Martial God Asura Chapter 4686 – Great Calamity Bahasa Indonesia

Reader Settings

Size :
A-16A+
Daftar Isi

Bab 4686: Malapetaka Besar

“Tiga hari telah berlalu. Nak, aku sudah memilih seorang tetua yang cocok untuk memimpin jalanmu,” suara misterius itu tiba-tiba terdengar.

Setelah itu, lingkungan sekitar Chu Feng mulai terdistorsi. Pada saat semuanya kembali normal, dia sudah meninggalkan gua dan memasuki dunia baru.

Dia mendapati dirinya berdiri di tengah padang rumput, di mana terdapat sebuah pondok yang terbuat dari batu. Pondok itu kecil, tetapi sangat indah. Pondok itu tidak terlihat janggal meskipun berada di tengah padang rumput; sebaliknya, keduanya tampak saling melengkapi. Seolah-olah pondok itu memang sudah ada di padang rumput ini sejak awal.

“Seharusnya bukan ilusi kali ini, kan?”

Namun, yang lebih dikhawatirkan Chu Feng adalah apakah tempat dia berada itu nyata atau tidak. Dia memang sangat curiga; ilusi yang dia temui di Formasi Seleksi Naga Tersembunyi terlalu nyata sehingga perbedaan antara kenyataan dan ilusi menjadi kabur.

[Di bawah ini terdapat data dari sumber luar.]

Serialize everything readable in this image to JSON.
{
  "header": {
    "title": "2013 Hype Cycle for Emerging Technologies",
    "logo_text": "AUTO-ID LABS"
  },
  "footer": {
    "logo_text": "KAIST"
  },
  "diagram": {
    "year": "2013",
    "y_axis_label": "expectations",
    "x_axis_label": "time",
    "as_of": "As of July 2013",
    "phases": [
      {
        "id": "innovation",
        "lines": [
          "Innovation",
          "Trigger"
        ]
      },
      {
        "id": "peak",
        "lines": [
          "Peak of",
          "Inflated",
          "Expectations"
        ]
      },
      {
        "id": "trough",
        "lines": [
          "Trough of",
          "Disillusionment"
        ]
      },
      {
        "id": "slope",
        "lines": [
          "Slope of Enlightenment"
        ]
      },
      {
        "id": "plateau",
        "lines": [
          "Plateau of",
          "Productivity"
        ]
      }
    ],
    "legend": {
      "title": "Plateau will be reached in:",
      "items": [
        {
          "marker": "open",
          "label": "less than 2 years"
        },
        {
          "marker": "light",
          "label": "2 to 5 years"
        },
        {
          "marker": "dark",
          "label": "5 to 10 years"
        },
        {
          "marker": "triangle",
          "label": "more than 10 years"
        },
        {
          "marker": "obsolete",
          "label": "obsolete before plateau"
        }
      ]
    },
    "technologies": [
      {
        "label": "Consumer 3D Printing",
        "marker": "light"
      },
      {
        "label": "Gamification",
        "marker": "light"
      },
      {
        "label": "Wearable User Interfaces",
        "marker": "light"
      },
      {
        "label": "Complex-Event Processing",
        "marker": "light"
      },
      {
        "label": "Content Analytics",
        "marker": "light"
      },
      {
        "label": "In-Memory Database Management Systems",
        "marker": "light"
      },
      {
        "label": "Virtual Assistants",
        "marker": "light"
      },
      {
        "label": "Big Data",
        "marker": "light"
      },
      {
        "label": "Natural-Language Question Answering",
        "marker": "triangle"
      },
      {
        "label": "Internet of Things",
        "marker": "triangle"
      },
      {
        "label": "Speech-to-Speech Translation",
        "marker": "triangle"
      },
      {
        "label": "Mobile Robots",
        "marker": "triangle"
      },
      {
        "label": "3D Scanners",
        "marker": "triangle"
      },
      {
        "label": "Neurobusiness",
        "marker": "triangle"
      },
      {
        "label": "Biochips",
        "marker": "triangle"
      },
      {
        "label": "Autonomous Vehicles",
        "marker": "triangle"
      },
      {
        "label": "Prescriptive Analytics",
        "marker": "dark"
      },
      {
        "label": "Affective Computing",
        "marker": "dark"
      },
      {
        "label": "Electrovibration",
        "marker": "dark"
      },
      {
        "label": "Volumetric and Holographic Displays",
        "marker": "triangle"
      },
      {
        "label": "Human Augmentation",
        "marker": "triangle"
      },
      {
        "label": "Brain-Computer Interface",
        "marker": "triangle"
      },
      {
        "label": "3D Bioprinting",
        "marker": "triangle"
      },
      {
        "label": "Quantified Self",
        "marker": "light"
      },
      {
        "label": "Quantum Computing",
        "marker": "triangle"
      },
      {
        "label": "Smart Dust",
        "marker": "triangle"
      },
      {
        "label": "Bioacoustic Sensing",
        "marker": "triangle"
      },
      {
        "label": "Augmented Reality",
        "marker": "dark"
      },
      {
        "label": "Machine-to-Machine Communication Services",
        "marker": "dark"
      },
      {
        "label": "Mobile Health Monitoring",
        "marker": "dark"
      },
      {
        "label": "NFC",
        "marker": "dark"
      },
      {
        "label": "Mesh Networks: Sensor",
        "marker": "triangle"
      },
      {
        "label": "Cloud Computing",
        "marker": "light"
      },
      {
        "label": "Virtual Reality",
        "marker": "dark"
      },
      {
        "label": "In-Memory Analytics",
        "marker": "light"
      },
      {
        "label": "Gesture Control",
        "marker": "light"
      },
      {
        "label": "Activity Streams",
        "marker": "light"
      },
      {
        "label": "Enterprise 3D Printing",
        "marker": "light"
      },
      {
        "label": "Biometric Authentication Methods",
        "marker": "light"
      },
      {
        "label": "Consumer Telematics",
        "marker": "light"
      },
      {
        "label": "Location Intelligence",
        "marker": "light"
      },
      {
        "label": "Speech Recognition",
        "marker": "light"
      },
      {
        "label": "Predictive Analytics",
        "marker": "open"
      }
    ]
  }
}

Wajar jika ia juga meragukan pemandangan di hadapannya saat ini. Bumi tampak normal baginya, tetapi ia tak bisa tidak memperhatikan bahwa ada sesuatu yang berbeda tentang langit. Awan gelap bergulir di atas, memenuhi seluruh langit. Gemuruh guntur terus terdengar, dan disertai dengan sepasang kilat ungu.

Kilat ungu ini memenuhi langit, dan selalu muncul berpasangan. Hampir seperti sepasang mata ungu yang mengintip dunia di bawah awan gelap.

Ia tidak merasakan bahaya apa pun yang datang dari kilat ungu itu, tetapi tetap saja, kejadian seperti itu masih membuat gelisah.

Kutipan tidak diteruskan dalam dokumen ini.